Les sculptures qui décorent les temples de l’Égypte, les peintures des tombeaux, et les fouilles entreprises depuis vingt-cinq ou trente ans, ont fait connaître l’existence d’un troisième instrument qui appartient aux Égyptiens, aux Arabes et à différens peuples de l’Asie : cet instrument, dont la caisse sonore est surmontée d’un manche, est aujourd’hui connu en Égypte sous le nom d’eoud. Bien que borné à un petit nombre de cordes, cet instrument démontre, aussi bien que les harpes de diverses formes et le psaltérion, l’existence d’une échelle musicale étendue chez les Égyptiens, et le fréquent usage qu’on en faisait ; car il offrait la possibilité de varier les intonations des cordes par les diverses positions des doigts sur le manche.
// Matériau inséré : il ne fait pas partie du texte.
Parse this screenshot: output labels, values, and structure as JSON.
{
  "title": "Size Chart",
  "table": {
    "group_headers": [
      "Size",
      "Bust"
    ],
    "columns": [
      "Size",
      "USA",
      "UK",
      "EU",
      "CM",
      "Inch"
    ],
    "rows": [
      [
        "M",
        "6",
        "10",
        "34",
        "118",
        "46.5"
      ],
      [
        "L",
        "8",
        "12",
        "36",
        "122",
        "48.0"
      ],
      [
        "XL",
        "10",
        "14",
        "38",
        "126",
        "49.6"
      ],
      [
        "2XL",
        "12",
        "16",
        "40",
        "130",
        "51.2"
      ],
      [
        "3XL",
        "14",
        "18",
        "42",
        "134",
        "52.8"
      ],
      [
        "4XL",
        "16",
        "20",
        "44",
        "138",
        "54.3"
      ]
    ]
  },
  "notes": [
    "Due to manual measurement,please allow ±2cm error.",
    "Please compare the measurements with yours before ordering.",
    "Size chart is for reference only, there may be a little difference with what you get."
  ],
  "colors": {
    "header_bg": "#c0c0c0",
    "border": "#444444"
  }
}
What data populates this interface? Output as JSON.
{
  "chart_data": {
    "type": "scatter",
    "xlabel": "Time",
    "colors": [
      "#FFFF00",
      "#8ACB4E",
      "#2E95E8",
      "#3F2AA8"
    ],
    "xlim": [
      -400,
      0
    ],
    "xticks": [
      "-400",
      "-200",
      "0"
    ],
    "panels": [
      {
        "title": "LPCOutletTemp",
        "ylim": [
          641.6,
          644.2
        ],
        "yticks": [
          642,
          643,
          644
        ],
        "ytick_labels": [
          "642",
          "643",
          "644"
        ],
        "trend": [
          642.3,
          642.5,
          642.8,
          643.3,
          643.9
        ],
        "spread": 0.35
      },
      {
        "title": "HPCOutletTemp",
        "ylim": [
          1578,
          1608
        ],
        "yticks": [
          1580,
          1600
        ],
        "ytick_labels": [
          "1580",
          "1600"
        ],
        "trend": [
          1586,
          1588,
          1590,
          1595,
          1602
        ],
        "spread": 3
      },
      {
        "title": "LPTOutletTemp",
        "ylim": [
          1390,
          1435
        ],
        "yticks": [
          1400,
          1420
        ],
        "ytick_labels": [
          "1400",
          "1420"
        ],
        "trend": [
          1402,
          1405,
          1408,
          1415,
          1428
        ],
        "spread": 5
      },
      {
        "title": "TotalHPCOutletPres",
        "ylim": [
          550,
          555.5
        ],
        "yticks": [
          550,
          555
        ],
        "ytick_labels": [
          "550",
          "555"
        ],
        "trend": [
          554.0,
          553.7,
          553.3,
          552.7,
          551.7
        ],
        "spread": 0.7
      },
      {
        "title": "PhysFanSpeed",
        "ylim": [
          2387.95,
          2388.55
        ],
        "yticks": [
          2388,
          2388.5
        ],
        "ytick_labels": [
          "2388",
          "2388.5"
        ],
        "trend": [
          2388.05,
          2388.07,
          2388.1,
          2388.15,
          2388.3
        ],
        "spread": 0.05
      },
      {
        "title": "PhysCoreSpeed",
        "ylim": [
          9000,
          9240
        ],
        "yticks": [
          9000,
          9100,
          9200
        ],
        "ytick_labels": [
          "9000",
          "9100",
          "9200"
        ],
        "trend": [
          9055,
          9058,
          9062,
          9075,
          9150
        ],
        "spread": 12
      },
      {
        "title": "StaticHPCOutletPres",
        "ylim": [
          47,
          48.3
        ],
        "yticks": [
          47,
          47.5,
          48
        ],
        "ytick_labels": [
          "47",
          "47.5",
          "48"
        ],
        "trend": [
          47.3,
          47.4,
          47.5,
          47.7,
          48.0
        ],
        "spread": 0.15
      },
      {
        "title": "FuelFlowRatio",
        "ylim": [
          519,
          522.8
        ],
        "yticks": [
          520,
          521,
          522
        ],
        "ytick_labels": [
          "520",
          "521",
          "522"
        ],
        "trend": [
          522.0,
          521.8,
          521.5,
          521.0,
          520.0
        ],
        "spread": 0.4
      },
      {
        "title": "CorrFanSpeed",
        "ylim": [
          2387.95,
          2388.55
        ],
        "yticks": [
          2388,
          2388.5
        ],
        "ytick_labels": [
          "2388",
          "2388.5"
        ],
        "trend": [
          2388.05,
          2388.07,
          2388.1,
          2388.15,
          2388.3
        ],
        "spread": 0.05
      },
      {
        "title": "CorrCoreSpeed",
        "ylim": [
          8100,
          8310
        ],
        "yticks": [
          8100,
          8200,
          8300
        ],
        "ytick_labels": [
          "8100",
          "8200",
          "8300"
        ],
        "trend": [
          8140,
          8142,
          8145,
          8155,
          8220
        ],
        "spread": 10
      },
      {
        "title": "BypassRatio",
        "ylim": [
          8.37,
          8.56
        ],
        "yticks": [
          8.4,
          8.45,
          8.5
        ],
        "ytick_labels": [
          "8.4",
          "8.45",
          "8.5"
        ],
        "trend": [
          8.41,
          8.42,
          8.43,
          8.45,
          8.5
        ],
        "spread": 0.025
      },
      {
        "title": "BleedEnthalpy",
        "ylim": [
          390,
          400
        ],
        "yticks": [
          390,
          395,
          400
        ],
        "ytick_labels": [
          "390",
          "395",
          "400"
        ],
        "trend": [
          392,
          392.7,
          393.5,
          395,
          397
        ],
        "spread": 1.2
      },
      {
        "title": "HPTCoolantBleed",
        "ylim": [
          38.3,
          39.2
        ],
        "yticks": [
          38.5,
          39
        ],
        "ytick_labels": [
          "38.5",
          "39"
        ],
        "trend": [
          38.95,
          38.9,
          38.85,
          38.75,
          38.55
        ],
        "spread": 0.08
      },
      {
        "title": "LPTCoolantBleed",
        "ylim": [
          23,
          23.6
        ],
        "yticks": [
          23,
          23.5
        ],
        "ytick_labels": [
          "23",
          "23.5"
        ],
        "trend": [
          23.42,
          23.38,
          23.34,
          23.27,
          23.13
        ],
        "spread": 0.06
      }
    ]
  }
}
Aucun instrument de ce genre n’a existé chez les Grecs ni chez les Romains : je ferai voir plus loin que l’absence de cet instrument, et en général de ceux qui sont montés de beaucoup de cordes dans la haute antiquité grecque et romaine, était la

  1. La figure du canon se trouve dans un manuscrit des élémens harmoniques de Ptolémée, qui est à la Bibliothèque du Roi à Paris, coté 245 in-fol.